Selenium can be used to control an army of bots, tasking them with joining groups and creating posts. Researchers found bot sessions can emulate a range of user agents, from iPhones to Chrome browsers, so the owner can make traffic appear to come from a broad range of devices. Selenium can be used through proxies, further allowing bots to mask their source. Selenium can even be set up to add a delay between clicks, so it doesn’t appear to navigate pages faster than a normal human. Researchers say even some of the most advanced bot detection techniques cannot distinguish between a human and Selenium.

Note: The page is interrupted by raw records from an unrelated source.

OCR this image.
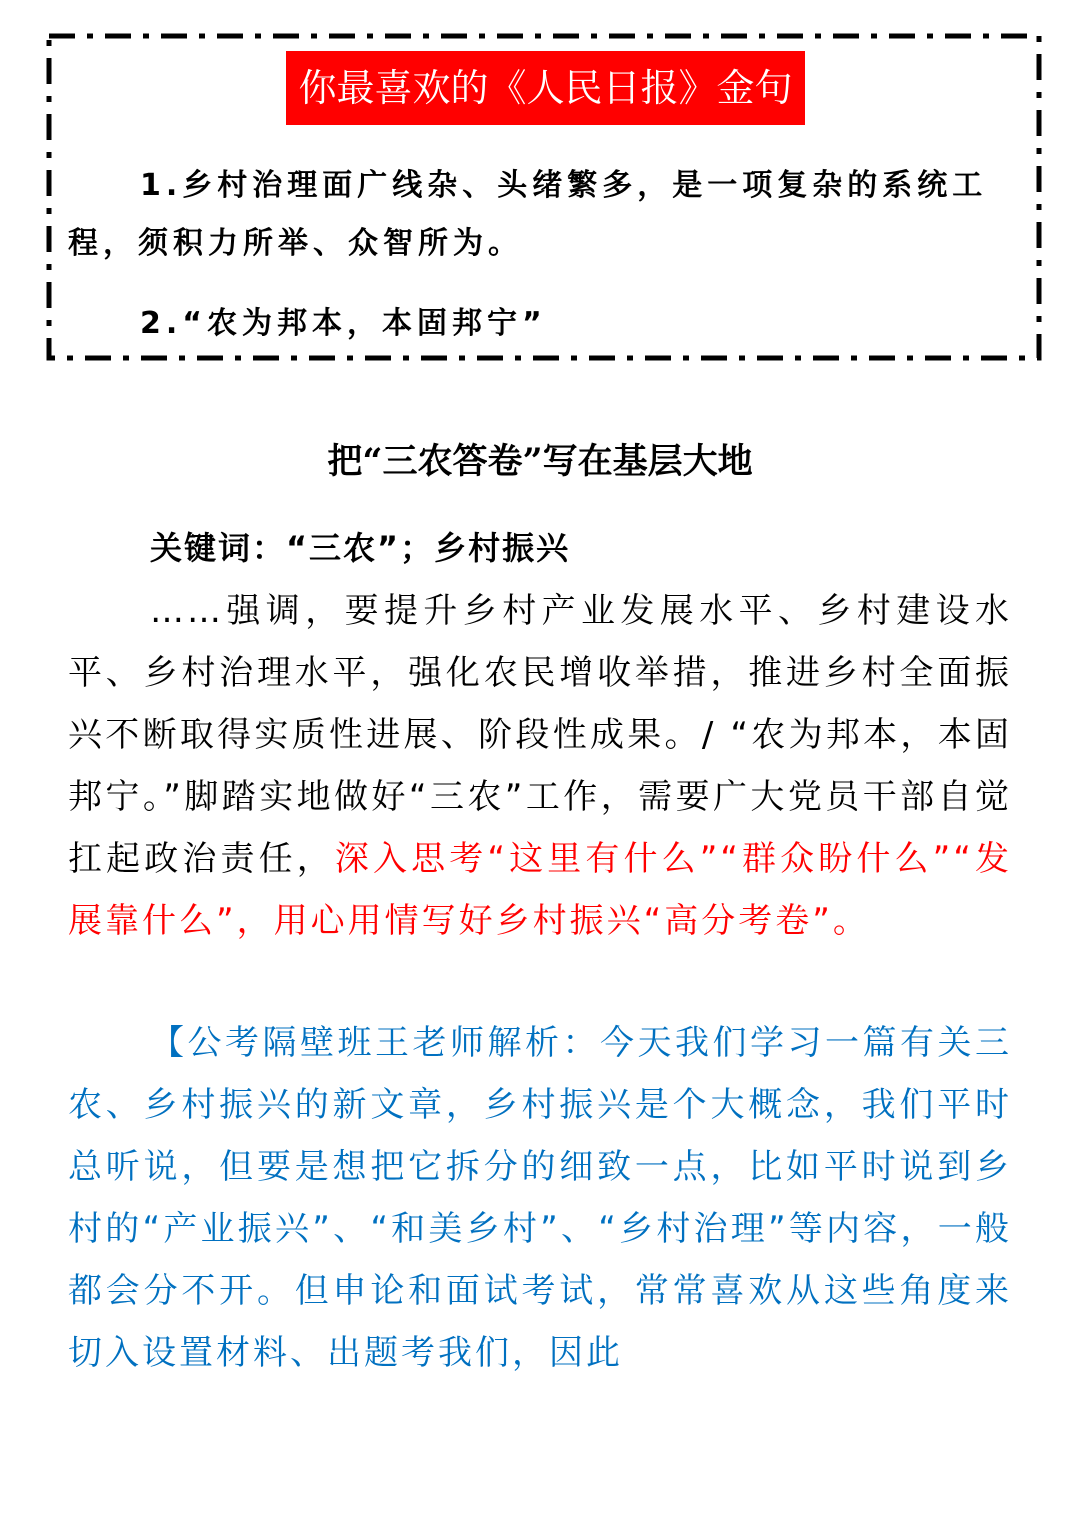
你最喜欢的《人民日报》金句
1.乡村治理面广线杂、头绪繁多，是一项复杂的系统工程，须积力所举、众智所为。
2.“农为邦本，本固邦宁”
把“三农答卷”写在基层大地
关键词：“三农”；乡村振兴
……强调，要提升乡村产业发展水平、乡村建设水平、乡村治理水平，强化农民增收举措，推进乡村全面振兴不断取得实质性进展、阶段性成果。/ “农为邦本，本固邦宁。”脚踏实地做好“三农”工作，需要广大党员干部自觉扛起政治责任，深入思考“这里有什么”“群众盼什么”“发展靠什么”，用心用情写好乡村振兴“高分考卷”。
【公考隔壁班王老师解析：今天我们学习一篇有关三农、乡村振兴的新文章，乡村振兴是个大概念，我们平时总听说，但要是想把它拆分的细致一点，比如平时说到乡村的“产业振兴”、“和美乡村”、“乡村治理”等内容，一般都会分不开。但申论和面试考试，常常喜欢从这些角度来切入设置材料、出题考我们，因此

What remains unclear is where the bots get their information and images from. Researchers could not find any crawlers that gather the images posted by bots, so we assume the attackers accumulate the content from a private source.
Although this particular bot farm wasn’t well-secured, most are much more difficult for unauthorized users to find and access.
Why bots?
So what’s the purpose of all this bot farming? They could be utilized for a variety of purposes. Whomever runs the bot farm can use it for their own purposes or rent it out to third-parties for a fee.
Bots play a huge role in influence campaigns. State-sponsored influence campaigns from Russia received a lot of attention during the last two US presidential election cycles. They likely used bot farms like this one to spread disinformation and incite Facebook users.
Bots can be used to artificially inflate the public’s perceived enthusiasm for a certain cause, person, product, or viewpoint. Astroturfing, for example, masks the real sponsors of a message to make it appear as though it originates from and is supported by grassroots participants. If people think bots are human, they are more likely to believe that the message has popular support.
In the same vein, bots can be used to artificially boost subscriber or follower numbers. The bot farm we examined subscribed accounts to certain groups. To real users, a page or group with 1,000 members seems more legitimate than a page with a dozen members. This can be used to lure in victims for some sort of scam.
Lastly, though least likely, is that Facebook takes advantage of bots to inflate its own user numbers and user activity, perhaps to please stakeholders who demand quarter-on-quarter user growth.
Bear in mind that bots are not necessarily malicious all of the time. They might be configured to post benign content until the bot farm administrator decides to weaponize them in an attack.